Congress is working on renewing the law, which remains unpopular in many districts nationwide.

“It is important for all of us to make it clear that accountability is not a way to punish anybody,” Bush told supporters of the law in a meeting at the White House. “It's an essential component to making sure that our system, our education system, frankly is not discriminatory.”

Cincinnati Enquirer: Supporters scurry to save vouchers

A week before the application deadline for the second year of Ohio’s EdChoice school voucher program, a fight is brewing in Columbus to keep school vouchers alive in Ohio.

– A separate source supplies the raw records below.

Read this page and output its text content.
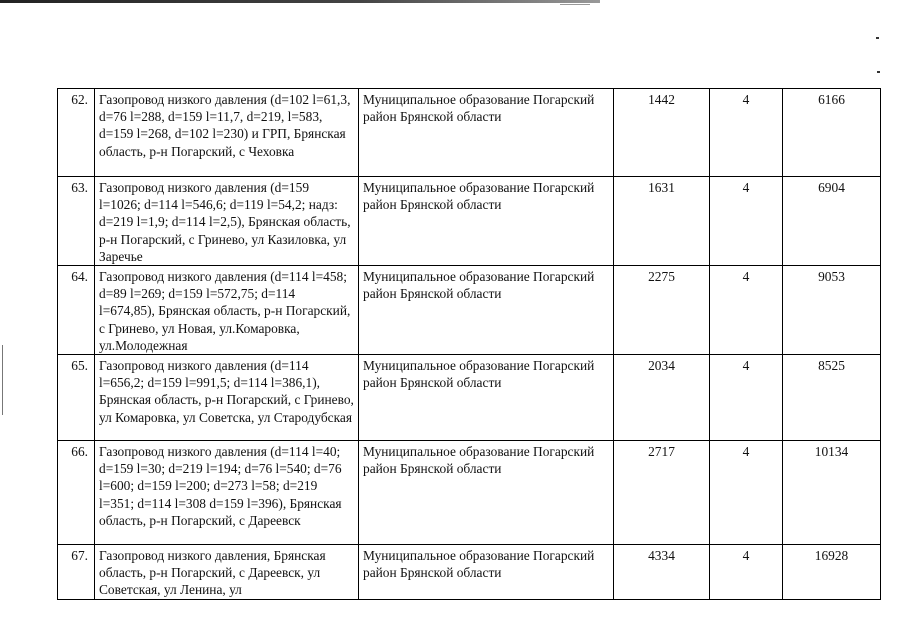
62.	Газопровод низкого давления (d=102 l=61,3, d=76 l=288, d=159 l=11,7, d=219, l=583, d=159 l=268, d=102 l=230) и ГРП, Брянская область, р-н Погарский, с Чеховка	Муниципальное образование Погарский район Брянской области	1442	4	6166
63.	Газопровод низкого давления (d=159 l=1026; d=114 l=546,6; d=119 l=54,2; надз: d=219 l=1,9; d=114 l=2,5), Брянская область, р-н Погарский, с Гринево, ул Казиловка, ул Заречье	Муниципальное образование Погарский район Брянской области	1631	4	6904
64.	Газопровод низкого давления (d=114 l=458; d=89 l=269; d=159 l=572,75; d=114 l=674,85), Брянская область, р-н Погарский, с Гринево, ул Новая, ул.Комаровка, ул.Молодежная	Муниципальное образование Погарский район Брянской области	2275	4	9053
65.	Газопровод низкого давления (d=114 l=656,2; d=159 l=991,5; d=114 l=386,1), Брянская область, р-н Погарский, с Гринево, ул Комаровка, ул Советска, ул Стародубская	Муниципальное образование Погарский район Брянской области	2034	4	8525
66.	Газопровод низкого давления (d=114 l=40; d=159 l=30; d=219 l=194; d=76 l=540; d=76 l=600; d=159 l=200; d=273 l=58; d=219 l=351; d=114 l=308 d=159 l=396), Брянская область, р-н Погарский, с Дареевск	Муниципальное образование Погарский район Брянской области	2717	4	10134
67.	Газопровод низкого давления, Брянская область, р-н Погарский, с Дареевск, ул Советская, ул Ленина, ул	Муниципальное образование Погарский район Брянской области	4334	4	16928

Gov. Ted Strickland wants to eliminate the year-old voucher program before the start of the next school year. He said that would save the state $13.8 million a year, which could be spent on public schools.

But dozens of parents and students who receive vouchers traveled to Columbus this week and last to testify and hold press conferences defending the program.

“We don’t want to lose these vouchers,” said Chanda Heard, a Madisonville mother whose three children attend Christ Emmanuel Christian Academy in East Walnut Hills.

“You feed somebody filet mignon for an entire year and now you tell them have to go back to eating Spam? I just can’t see my kids going back into Cincinnati Public. I just can’t see it.”

Tallahassee Democrat: Civil-rights leader: Give parents choice in schools

An icon of Florida's civil-rights movement told students, parents and education administrators Thursday that giving poor families school choice is ''a continuation of the dream'' that black leaders envisioned 40 years ago.

''All of us who are here want what's best for our children, our parents and our state,'' the Rev. H.K. Matthews said as he surveyed the placard-waving crowd in the plaza between Florida's old and modern Capitols.

''This is a flashback of the old movement,'' said Matthews, whose civil-rights activism extends back to his presidency of the Pensacola Council of Ministers in the early 1960s. ''It's a continuation of the dream.''

Gov. Charlie Crist, House Speaker pro tempore Dennis Baxley, R-Ocala, and state Sen. Al Lawson, D-Tallahassee, promised to work for passage of bills expanding and protecting the corporate tax-credit system that lets companies give part of their business taxes to scholarship-funding organizations.

The Florida Supreme Court last year threw out ex-Gov. Jeb Bush's system for using state tax dollars directly for ''opportunity scholarships.'' Supporters of the corporate program fear that another lawsuit might scuttle those scholarships, too.